I am human and I need to be loved
Just like everybody else does

I hope now is sometime in the next ten years, that the 20s are the last decade I ring in with the question of “How soon is now?” still looming over me.

I’ve spent the last week of the 2010s watching my friends’ dog while they and their two kids are on vacation. The pup misses his family very much. It’s hurt me that I’ve had no way of assuring him that they’re coming back soon, that he just has to live in the uncertainty. Often in the early afternoon, he’ll let out a few mournful little barks, and I know I’m projecting but I can’t help but hear them as him pleading with me to make his family reappear. How quiet the house must seem to him, compared to the energy it usually has. I feel like that’s my life, an intensely quiet, empty house, waiting for some life to enter it and take root.

I watched It’s a Wonderful Life this Christmas for the first time in probably twenty years. I felt like I needed it, because I’m entering this next decade in a far more precarious position than I started it. No job. The money’s almost gone. The new decade looms with all its terrifying urgencies and I have no idea how I’m going to meet them. I understand George Bailey’s fear. When he says “I’m at the end of my rope,” I say, “I’m right there with you, buddy.” And when, in the face of all the looming terror in his life, he says “I want to live again,” I say “I want to live.”

Things truly are scary. But I want to live. More than ever, I want to live.

When I say that I want to live, I don’t just mean nights on the town drinking or dancing or talking with someone I love and trust, though I do mean that because I still yearn for the things I haven’t had yet. I don’t just mean maybe finally having someone to go on vacations with, to make new memories with, though I do definitely mean that. Mostly I mean someone to wash the dishes with. To share the mundane with. To give my presence to, and to receive their presence. To witness and be witnessed by. That’s why the ending of The Rise of Skywalker pissed me off so much. What good are those ghosts? What we all really need is someone to wash the dishes with. Someone to just exist with.
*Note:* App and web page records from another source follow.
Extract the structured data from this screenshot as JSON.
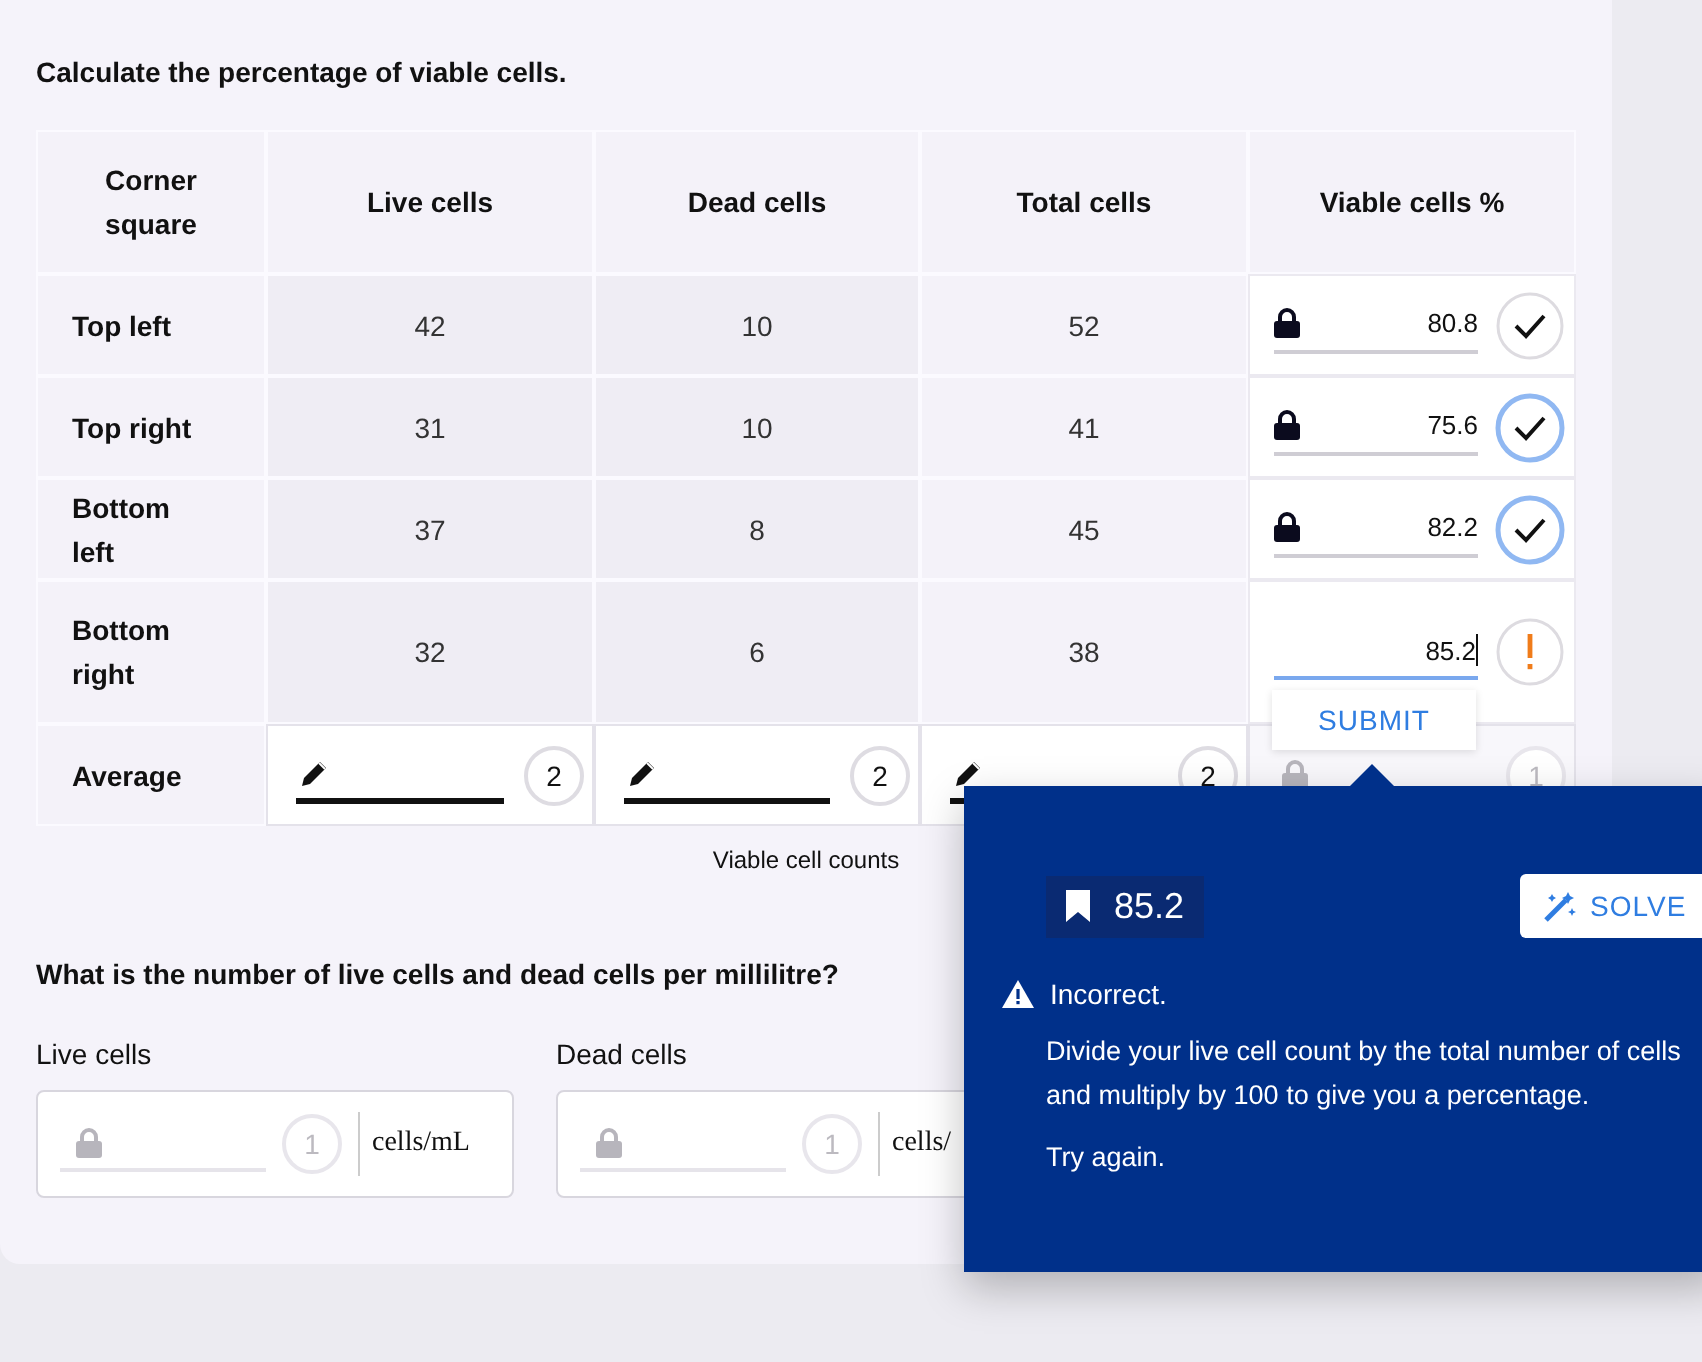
{
  "question": "Calculate the percentage of viable cells.",
  "table": {
    "columns": [
      "Corner square",
      "Live cells",
      "Dead cells",
      "Total cells",
      "Viable cells %"
    ],
    "rows": [
      {
        "corner": "Top left",
        "live": "42",
        "dead": "10",
        "total": "52",
        "viable": {
          "value": "80.8",
          "locked": true,
          "kind": "check",
          "highlighted": false
        }
      },
      {
        "corner": "Top right",
        "live": "31",
        "dead": "10",
        "total": "41",
        "viable": {
          "value": "75.6",
          "locked": true,
          "kind": "check",
          "highlighted": true
        }
      },
      {
        "corner": "Bottom left",
        "live": "37",
        "dead": "8",
        "total": "45",
        "viable": {
          "value": "82.2",
          "locked": true,
          "kind": "check",
          "highlighted": true
        }
      },
      {
        "corner": "Bottom right",
        "live": "32",
        "dead": "6",
        "total": "38",
        "viable": {
          "value": "85.2",
          "locked": false,
          "kind": "alert",
          "highlighted": false
        }
      }
    ],
    "average": {
      "label": "Average",
      "cells": [
        {
          "kind": "pencil",
          "attempts": "2",
          "disabled": false
        },
        {
          "kind": "pencil",
          "attempts": "2",
          "disabled": false
        },
        {
          "kind": "pencil",
          "attempts": "2",
          "disabled": false
        },
        {
          "kind": "locked",
          "attempts": "1",
          "disabled": true
        }
      ]
    },
    "caption": "Viable cell counts"
  },
  "submit_button": "SUBMIT",
  "feedback": {
    "answer": "85.2",
    "solve_button": "SOLVE",
    "status": "Incorrect.",
    "message": "Divide your live cell count by the total number of cells and multiply by 100 to give you a percentage.",
    "retry": "Try again."
  },
  "question_2": "What is the number of live cells and dead cells per millilitre?",
  "fields": [
    {
      "label": "Live cells",
      "attempts": "1",
      "unit": "cells/mL",
      "disabled": true
    },
    {
      "label": "Dead cells",
      "attempts": "1",
      "unit": "cells/",
      "disabled": true
    }
  ]
}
So a new decade is upon us, and I’m trying to leave some things behind so that I can have the new beginning, the new belonging, that I’ve been seeking for so long. I know my prolonged loneliness and my lack of experience make me different in some important ways and I don’t want to deny or erase that but I also want to acknowledge that my awareness of it doesn’t always serve me and that perhaps I should focus less on the ways I’m different from everyone else and more on the ways I’m the same.

In It’s a Wonderful Life, the angel Clarence gets George to abandon thoughts of suicide (at least temporarily) by jumping into the water himself, prompting George to leap to his rescue. I know I’m happier and better when I’m focused more on other people than myself. My fear and pain keeps me focused inward. I want to get better at focusing out. I don’t want to let the fact that other people don’t see me clearly in this body or that the world is hostile to me drive me out of my own life anymore.

I’ve spent much of the past decade chronicling my own loneliness. I don’t want to be a chronicler of loneliness anymore. I know I’m worth existing with. Maybe I have to stop telling stories of my loneliness before the loneliness itself can end. I don’t know, I’m fumbling in the dark here. But at least I’m trying to find a way out.

I’m really fucking scared. It feels like with 2020’s arrival, the RESET button is being pushed, an involuntary and extremely unwanted new beginning that’s wiping away most of the progress I’ve earned, leaving me, in many ways, starting from scratch. But new beginnings mean new possibilities too. Maybe there’s a lesson here, a really fucking hard one, about the need for me to let certain things go. To get out of the desert and say goodbye to my ghosts.

Okay. Fine. Let’s hit the RESET button. Hand me the controller. Game on.